Q: How does the 7-ETF portfolio in ETFYourself.com differ from the Institutional portfolio at SungardenInvestment.com?
This might be the most common misperception among our current subscribers, so let’s clear it up here. My investment approach has had the same objectives (avoid big loss, then make as much as I can, but risk management comes first) since the 1990s.
What has changed is the tool set we investors are able to use, and how markets have evolved. So the 7-ETF portfolio might be what some consider to be "new" but it is really just a very constrained version of the CORE portfolio that is 40% (largest segment) of the service at SungardenInvestment.com. That CORE portfolio has a long-term record, audited through the time I was an advisor, and since that time, it reflects my personal portfolio.

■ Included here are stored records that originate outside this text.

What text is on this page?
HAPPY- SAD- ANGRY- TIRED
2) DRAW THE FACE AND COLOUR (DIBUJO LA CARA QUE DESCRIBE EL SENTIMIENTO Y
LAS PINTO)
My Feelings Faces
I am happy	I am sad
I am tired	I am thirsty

Since folks used to pay a 1% advisory fee and our average client size in those days was $2.5mm, we had to figure out how to provide the investment piece of it to a wider audience, minus the personalization, trading, and supervisory responsibilities of an advisor. The 7-ETF portfolio tries to do that by providing 2 of the basic pieces of the process: the depth chart (7 ETF position slots, each with 7 ETFs to choose from in each of the 7 slots, so that 1 of the 7 is owned at a time) and the portfolio itself. I have run that for about 9 months.
So, are the 3 strategies at SungardenInvestment.com "better” than the 7-ETF model at ETFYourself.com? They are just different, and more flexible, since the Sungarden Investment.com service is a higher-priced offering.
Q: Do you offer a trial version of the Institutional service, like you do for ETFYourself.com?
We decided not to, at least for now. Instead, we opted for something we think was, frankly, pretty altruistic. I have been posting the trade alerts, minus the specifics, to anyone who signed up for the free version of the SungardenInvestment.com service. Not to tease people, but to give them as much of the experience of that version of what we do, without being unfair to the folks that do pay $300 a month.
Q: Will you offer part of the Institutional service “a la carte?” For instance, for someone who is only interested in following the Core ETF portfolio or the YARP dividend portfolio?
The answer is nearly YES. We are just determining how best to do that. That is something we will cover in the first of the upcoming meetings.
Remember, this is a "second career" for Dana and me, as we retired in 2020 when we sold our advisory business. But this iteration of Sungarden, as a research service/not personalized advisory, is really about seeing if and who wants to learn from my experience from here forward.
I think I am innovating as much as I ever have, especially in the dividend income area (YARP portfolio at SungardenInvestment.com) and we aim to identify the people who want to come along on this semi-retirement investment education/research/decision-making journey with us.
From there, we can price it in a way that people feel they are getting value, and that they can have a "growth path" within the service. We know there's a big gap between $400 a year for ETFYourself.com and $3,600 a year for the Institutional service, and we want those who want to go beyond ETFYourself.com's intentional limitations to help us figure that out.
So we encourage subscribers to give us an idea of what they might be interested in. We have developed a steady following at different levels of interest (free, ETFYourself, SungardenInvestment), and the more we know about what our existing group of followers and subscribers wants, the better and faster we can deliver the uncommon value and experience we set out to when we started this 9 months ago.